COP30
Dois Dedos de Prosa com Liszt Vieira
O sociólogo afirma não ter grandes expectativas de reverter o resultado insuficiente das conferências anteriores
 
         
        O sociólogo e professor Liszt Vieira conhece como poucos o desenrolar das negociações sobre o combate às mudanças climáticas. Ele foi coordenador do Fórum Internacional de ONGs na Conferência Rio-92, secretário estadual de Meio Ambiente no Rio de Janeiro, em 2002, e presidente do Instituto de Pesquisas Jardim Botânico, órgão do Ministério do Meio Ambiente, por dez anos nos governos de Lula e Dilma Rousseff.
Em conversa com CartaCapital, o experiente ambientalista fala sobre o que espera da COP30. Confira a seguir:
Qual a sua expectativa em relação à COP30?
Não há muita expectativa de reverter o resultado das COPs anteriores, que ficou muito aquém do necessário para enfrentar as mudanças climáticas e o colapso da nossa civilização. Colapso que, segundo os cientistas, já é visível no horizonte.
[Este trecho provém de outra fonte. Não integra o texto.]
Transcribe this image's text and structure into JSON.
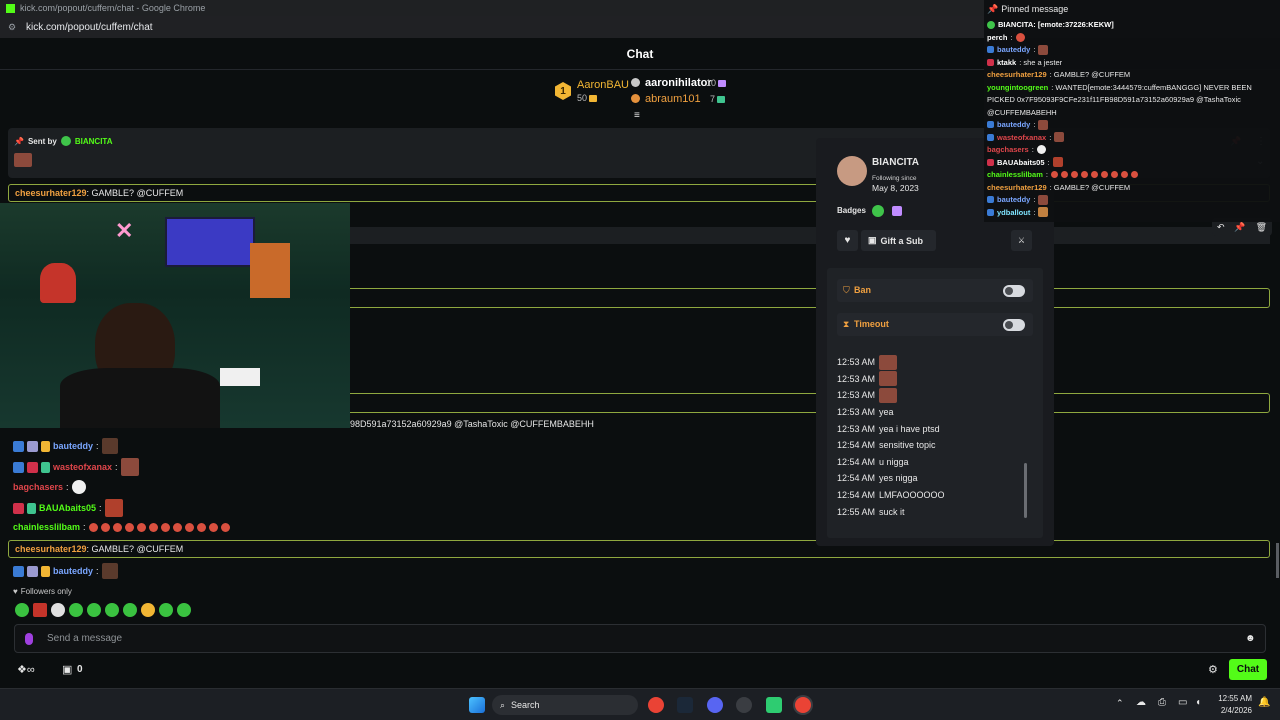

Isso se deve em parte à forte presença de lobistas do setor de combustíveis fósseis, principal responsável pela crise climática. A COP29 contou com mais de 1,7 mil representantes do lobby fóssil, número superior às delegações de países altamente vulneráveis. Ao mesmo tempo, o agronegócio, especialmente no Brasil, evita reconhecer o papel da agropecuária no desmatamento, principal contribuição brasileira para a emissão de gases de efeito estufa.
O processo de discussão nas COPs está comprometido?
O secretário-geral da ONU, António Guterres, afirmou que não será alcançada a meta do Acordo de Paris de limitar o aquecimento a 1,5ºC ou mesmo abaixo de 2ºC. A questão do financiamento climático é outro grande problema. A COP29 aprovou 300 bilhões de dólares anuais, quantia muito inferior ao 1,3 trilhão de dólares estimado pela ONU como necessário para a redução de emissões e a adaptação aos impactos do clima.
A questão logística compromete a representatividade da COP30?
Se realmente houver ausência ou redução nas delegações dos países de menor renda, por razões de falta ou preço abusivo de alojamento, isso reforçaria o domínio dos interesses das grandes potências e corporações, comprometendo a legitimidade da COP30.
O que podemos esperar da Conferência em termos de resultados positivos?
O atraso generalizado na entrega das novas NDCs agrava a crise. Até meados de outubro, apenas 62 países haviam atualizado suas metas, representando 30% das emissões globais. O desinteresse de potências como EUA, União Europeia, Rússia, Índia e Japão fragiliza o esforço coletivo. Como as decisões da ONU são por consenso, alguns avanços teremos, mas o sucesso ou o fracasso da COP 30 vai ser medido pelas decisões sobre a redução de combustíveis fósseis, desmatamento e financiamento.
São válidas as tentativas de criação, por parte do governo brasileiro e da presidência da COP30, de grupos de discussão junto ao BRICS ou aos países da América Latina e do Caribe?
Qualquer tentativa para fazer cumprir as decisões do Acordo de Paris será bem-vinda, mas é bom não esquecer que o BRICS abriga grandes países poluidores, como China, Rússia e Índia.
Existe um caminho possível fora do espaço oficial da COP para fazer avançar o Acordo de Paris?
Se a maioria dos países barra avanços concretos para a redução do aquecimento global e muitas vezes nem cumprem as decisões das COPs que assinaram, é muito difícil fazer avançar o Acordo de Paris fora do espaço oficial da ONU. A não ser em casos isolados de algum país ou empresa. Fora disso, há o papel importante da sociedade civil organizada na Cúpula dos Povos.
Com a licença para testes de exploração de petróleo na Margem Equatorial às vésperas da COP30, o Brasil recua em sua posição de liderança climática?
O Brasil não tem mais condições de ser liderança ambiental global. O Congresso Nacional aprovou o PL da Devastação, que destruiu o sistema de licenciamento ambiental, e o Executivo aprovou a exploração de petróleo na Margem Equatorial do Amazonas. É preciso dizer mais?